You’re not sure if the rest of your enemies have taken a different route, are camping nearby on the route you just rushed after seeing their comrades killed by you, or for all you know they’re still back at their spawn ready to ambush you and your curious allies one by one. You have to make decisions based on the choices your enemy will make, and although you may have created scenarios to counter everything your opponent will do, the fact still remains you have to wait and see what the fuck it is they are actually doing.
I can’t get this situation in a shoot’em up game because I know exactly how the enemies will attack and where they will attack, my only goal is to remember these details and exploit them. The only time you improvise is when you’re a casual player who has yet to memorise the ship and bullet patterns of the game.
But hey, I can still dream
There’s still hope for my desire of a randomly generated competitive shoot ‘em up where both players experience the same challenge but the challenge is random each time. This game may already exist, in fact if I’ve come up with it then I’m sure dozens of others have a long, long time ago.
It’s possible to have a game where you can invite an opponent to play the same randomly generated level as you to compare scores, but the game only lets you play each stage once before generating a new one so if you screw up, there are no retries. It’s even possible to make it feel more competitive by having both players on the same screen, playing the same stage at the same time. Maybe even spice things up by allowing these players to sabotage each other’s progress with a gameplay mechanic.
Let’s say we’re playing a vertical shoot ‘em up where each enemy shot down by Player 1 leaves a bullet or, depending on the enemy, multiple bullets in varying patterns behind which can collide with Player 2 but have no effect on P1. Naturally, P2 can do the same thing, but this mechanic will add depth and also encourage both players to shoot down more ships than their opponent as this equals more pressure to the guy who has more bullets to dodge.
We can even go a step further and have a mechanic which rewards P1 if they’re skilfully avoiding P2′s pressure tactics by dodging the bullets left by the ships he or she is destroying. This would balance things out as the first player to lose the lead will have a very hard time getting it back, so if they can survive the added bullet pressure, temporary invincibility or a smart bomb could be rewarded for potential comebacks.
I could just stick to the FPS genre but the shoot’em up genre also provides the euphoria I often experience when playing Call of Duty or Counter-Strike. When you’re playing a bullet hell shmup and you see a huge wave of bullets incoming, time slows down and it feels like you have hours to decide where to position yourself to dodge the projectiles as you return fire. During this moment as you weave past this wave whilst continuing to return fire and every second you’re still alive adds to the euphoria… I love that shit. I want to experience it again and again in a competitive environment, because doing this against a real player will no doubt feel infinitely more rewarding.
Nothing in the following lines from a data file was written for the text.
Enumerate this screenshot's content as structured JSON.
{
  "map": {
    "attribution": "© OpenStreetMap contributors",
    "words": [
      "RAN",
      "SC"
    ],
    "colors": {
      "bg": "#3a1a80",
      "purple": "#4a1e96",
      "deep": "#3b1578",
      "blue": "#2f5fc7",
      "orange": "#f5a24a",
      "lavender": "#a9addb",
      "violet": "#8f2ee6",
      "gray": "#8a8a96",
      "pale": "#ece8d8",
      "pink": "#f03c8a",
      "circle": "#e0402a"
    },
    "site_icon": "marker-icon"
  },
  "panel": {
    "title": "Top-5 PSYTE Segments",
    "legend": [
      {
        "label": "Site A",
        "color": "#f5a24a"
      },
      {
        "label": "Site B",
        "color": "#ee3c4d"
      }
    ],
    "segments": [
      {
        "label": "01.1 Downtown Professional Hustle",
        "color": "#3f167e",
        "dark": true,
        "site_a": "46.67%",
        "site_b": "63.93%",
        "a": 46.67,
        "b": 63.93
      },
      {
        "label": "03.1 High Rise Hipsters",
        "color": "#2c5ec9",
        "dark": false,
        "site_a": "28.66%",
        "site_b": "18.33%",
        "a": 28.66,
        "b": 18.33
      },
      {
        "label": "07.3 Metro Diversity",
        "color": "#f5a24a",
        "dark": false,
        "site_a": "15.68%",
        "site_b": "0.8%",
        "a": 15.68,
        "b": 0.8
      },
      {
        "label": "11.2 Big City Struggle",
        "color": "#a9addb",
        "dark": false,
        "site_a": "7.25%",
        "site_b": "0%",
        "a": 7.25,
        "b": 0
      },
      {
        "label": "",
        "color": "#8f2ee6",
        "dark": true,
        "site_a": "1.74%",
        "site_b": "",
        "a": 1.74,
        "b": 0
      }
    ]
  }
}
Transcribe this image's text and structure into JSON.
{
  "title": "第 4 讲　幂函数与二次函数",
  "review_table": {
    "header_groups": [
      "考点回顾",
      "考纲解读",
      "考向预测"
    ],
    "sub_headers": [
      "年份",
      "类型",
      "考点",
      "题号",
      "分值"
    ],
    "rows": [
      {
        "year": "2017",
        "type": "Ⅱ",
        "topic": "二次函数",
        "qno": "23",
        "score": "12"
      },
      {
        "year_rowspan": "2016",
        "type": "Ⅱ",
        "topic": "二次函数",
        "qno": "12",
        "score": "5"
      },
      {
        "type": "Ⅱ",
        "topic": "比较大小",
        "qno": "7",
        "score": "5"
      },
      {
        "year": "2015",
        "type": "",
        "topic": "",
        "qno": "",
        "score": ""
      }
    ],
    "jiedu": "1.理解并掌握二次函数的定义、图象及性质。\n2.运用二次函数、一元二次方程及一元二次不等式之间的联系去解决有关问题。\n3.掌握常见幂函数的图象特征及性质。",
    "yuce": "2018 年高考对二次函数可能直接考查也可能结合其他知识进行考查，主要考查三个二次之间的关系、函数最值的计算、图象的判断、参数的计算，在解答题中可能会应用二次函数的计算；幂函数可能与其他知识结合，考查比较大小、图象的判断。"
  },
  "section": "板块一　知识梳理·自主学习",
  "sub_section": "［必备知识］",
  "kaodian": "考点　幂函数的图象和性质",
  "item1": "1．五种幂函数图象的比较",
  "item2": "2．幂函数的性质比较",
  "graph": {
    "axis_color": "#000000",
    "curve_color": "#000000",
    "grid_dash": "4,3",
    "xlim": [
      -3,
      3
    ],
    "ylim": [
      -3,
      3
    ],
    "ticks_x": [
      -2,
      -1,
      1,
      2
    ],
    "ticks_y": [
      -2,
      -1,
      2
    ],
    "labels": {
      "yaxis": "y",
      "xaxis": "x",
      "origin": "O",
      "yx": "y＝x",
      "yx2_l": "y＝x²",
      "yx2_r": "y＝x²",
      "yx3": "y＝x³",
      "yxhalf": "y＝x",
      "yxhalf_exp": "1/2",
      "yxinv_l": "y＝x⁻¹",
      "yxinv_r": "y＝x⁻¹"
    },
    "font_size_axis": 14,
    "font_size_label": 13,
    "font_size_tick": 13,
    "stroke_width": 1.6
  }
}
Like I said, I’m sure there’s a game out there which is very similar (or identical) to what I just came up with and it might even be freeware. If the idea I described rings any bells, or if you see a flaw in this concept, let me know in the comments section. By the way, I’m at work right now and wrote this on my iPad without proof reading so apologies in advance for any typos you notice — I’ll clean it up when I get home.